Provider-Specific Notes
HubSpot
HubSpot has the cleanest API of the three. Their webhooks are reliable, their CRM object model is well-documented, and OAuth scoping is straightforward. The main gotcha: HubSpot rate-limits non-enterprise apps aggressively, so high-volume teams need to consider request budgets.
Pipedrive
Pipedrive's deal stages and pipeline structure don't map 1:1 to HubSpot's. Velocity X normalises by mapping each provider's stage taxonomy into a shared internal model. The integration UI lets admins map "Pipedrive 'Negotiation' = Velocity X 'In Quote'" once, after which the rest of the dashboard treats deals consistently regardless of which CRM they came from.
Attio
Attio is the newer entrant with a flexible data model — every customer can define their own object types. The Velocity X integration uses Attio's GraphQL API and accepts any object shape as long as it has the core fields (name, location, status, owner). This makes Attio integrations more configurable than HubSpot or Pipedrive.
What "Real Time" Actually Means
In practice, bidirectional sync isn't truly synchronous — there's always some delay. Velocity X's end-to-end propagation typically lands in 2-8 seconds for a normal event (CRM update → webhook → Supabase → field dashboard). For UI optimism, the field app applies the change locally immediately, then reconciles with the server's confirmed state.
If a sync error occurs (rate limit, network drop), the change queues locally and retries with exponential backoff. After 5 minutes of failed retries, the user gets a "couldn't sync to CRM" warning with a retry button. In practice this happens rarely — under 0.5% of events in production.

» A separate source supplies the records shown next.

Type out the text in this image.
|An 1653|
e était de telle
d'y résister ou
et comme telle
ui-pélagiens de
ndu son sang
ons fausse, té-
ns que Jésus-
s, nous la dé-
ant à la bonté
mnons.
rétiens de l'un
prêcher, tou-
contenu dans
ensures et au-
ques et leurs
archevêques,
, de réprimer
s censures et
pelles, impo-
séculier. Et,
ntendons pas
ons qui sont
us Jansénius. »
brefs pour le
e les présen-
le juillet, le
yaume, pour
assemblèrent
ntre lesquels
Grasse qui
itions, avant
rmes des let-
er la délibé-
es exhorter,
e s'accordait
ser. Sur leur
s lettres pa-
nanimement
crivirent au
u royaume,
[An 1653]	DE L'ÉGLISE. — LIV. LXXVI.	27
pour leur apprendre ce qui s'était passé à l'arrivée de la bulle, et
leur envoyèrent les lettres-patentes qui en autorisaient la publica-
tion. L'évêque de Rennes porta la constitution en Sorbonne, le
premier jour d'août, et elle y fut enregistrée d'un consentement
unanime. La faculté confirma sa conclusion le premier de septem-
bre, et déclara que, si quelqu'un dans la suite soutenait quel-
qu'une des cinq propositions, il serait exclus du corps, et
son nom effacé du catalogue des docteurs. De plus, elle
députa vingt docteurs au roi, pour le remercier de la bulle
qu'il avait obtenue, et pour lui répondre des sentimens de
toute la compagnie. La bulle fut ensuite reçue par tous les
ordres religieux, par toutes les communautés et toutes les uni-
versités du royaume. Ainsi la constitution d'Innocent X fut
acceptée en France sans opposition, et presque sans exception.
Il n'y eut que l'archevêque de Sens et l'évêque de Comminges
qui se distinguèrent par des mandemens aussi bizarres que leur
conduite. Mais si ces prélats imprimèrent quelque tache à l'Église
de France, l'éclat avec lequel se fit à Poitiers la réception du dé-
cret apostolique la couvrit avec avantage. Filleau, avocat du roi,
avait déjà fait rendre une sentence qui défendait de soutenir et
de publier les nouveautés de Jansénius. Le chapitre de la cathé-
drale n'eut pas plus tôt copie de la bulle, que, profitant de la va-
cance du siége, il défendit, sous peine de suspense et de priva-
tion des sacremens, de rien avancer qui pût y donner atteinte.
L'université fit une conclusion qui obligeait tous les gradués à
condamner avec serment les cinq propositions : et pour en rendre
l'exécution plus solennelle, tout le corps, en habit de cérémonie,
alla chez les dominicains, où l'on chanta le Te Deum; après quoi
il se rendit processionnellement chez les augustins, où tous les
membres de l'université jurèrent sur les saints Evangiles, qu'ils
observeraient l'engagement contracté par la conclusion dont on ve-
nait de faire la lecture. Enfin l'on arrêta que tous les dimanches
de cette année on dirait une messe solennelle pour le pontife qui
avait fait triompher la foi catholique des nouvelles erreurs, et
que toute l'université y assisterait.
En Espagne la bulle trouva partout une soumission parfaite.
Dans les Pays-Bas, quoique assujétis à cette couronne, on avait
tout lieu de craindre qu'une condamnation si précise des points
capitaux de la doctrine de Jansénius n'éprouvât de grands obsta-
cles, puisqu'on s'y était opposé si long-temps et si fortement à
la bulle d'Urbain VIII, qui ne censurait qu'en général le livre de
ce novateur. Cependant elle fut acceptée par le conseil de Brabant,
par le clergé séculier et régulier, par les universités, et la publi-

Frequently Asked Questions
Can I use multiple CRMs at once?
Velocity X supports one primary CRM at a time per organisation. You can switch between HubSpot, Pipedrive, and Attio, but running two simultaneously creates conflict-resolution problems that aren't worth solving for the typical small business.
What about Salesforce?
Salesforce integration is on the roadmap. The Salesforce API is more complex and the integration takes longer to build right. For Salesforce shops today, the recommended path is to use HubSpot or Pipedrive as the field-sales-facing CRM and sync that to Salesforce via Zapier or a similar tool. Most Salesforce-heavy orgs already do this for similar reasons.
How do I handle territory changes?
Territory definitions live in Velocity X (postcode lists, polygons on the map). When a territory changes, deals in the affected area get reassigned to the new owner automatically. The CRM webhook fires the change to update the deal owner in HubSpot/Pipedrive/Attio in parallel.
What's the cost of bidirectional sync vs one-way?
For Velocity X customers, it's bundled — no extra cost. For SaaS field-sales tools, "bidirectional sync" is often a premium-tier feature ($20-$50/user/month uplift). Over a year for a 10-person team that's $2,400-$6,000.
Does the rep need to know the CRM is connected?
No. The field UI presents the data as if it's a native list. The rep marks a deal as won, the system handles the CRM update silently. Reps notice the integration only when an admin makes a change in HubSpot/Pipedrive/Attio and it appears in their map within seconds.
The Bottom Line
Bidirectional CRM sync is the difference between a field-sales tool that augments your CRM and one that fights it. Velocity X bundles it as a default for HubSpot, Pipedrive, and Attio in the buy-once template. If you're shopping for field-sales tooling, ask explicitly: "Is the sync one-way or two-way?" The answer tells you whether you'll be reconciling spreadsheets in three months.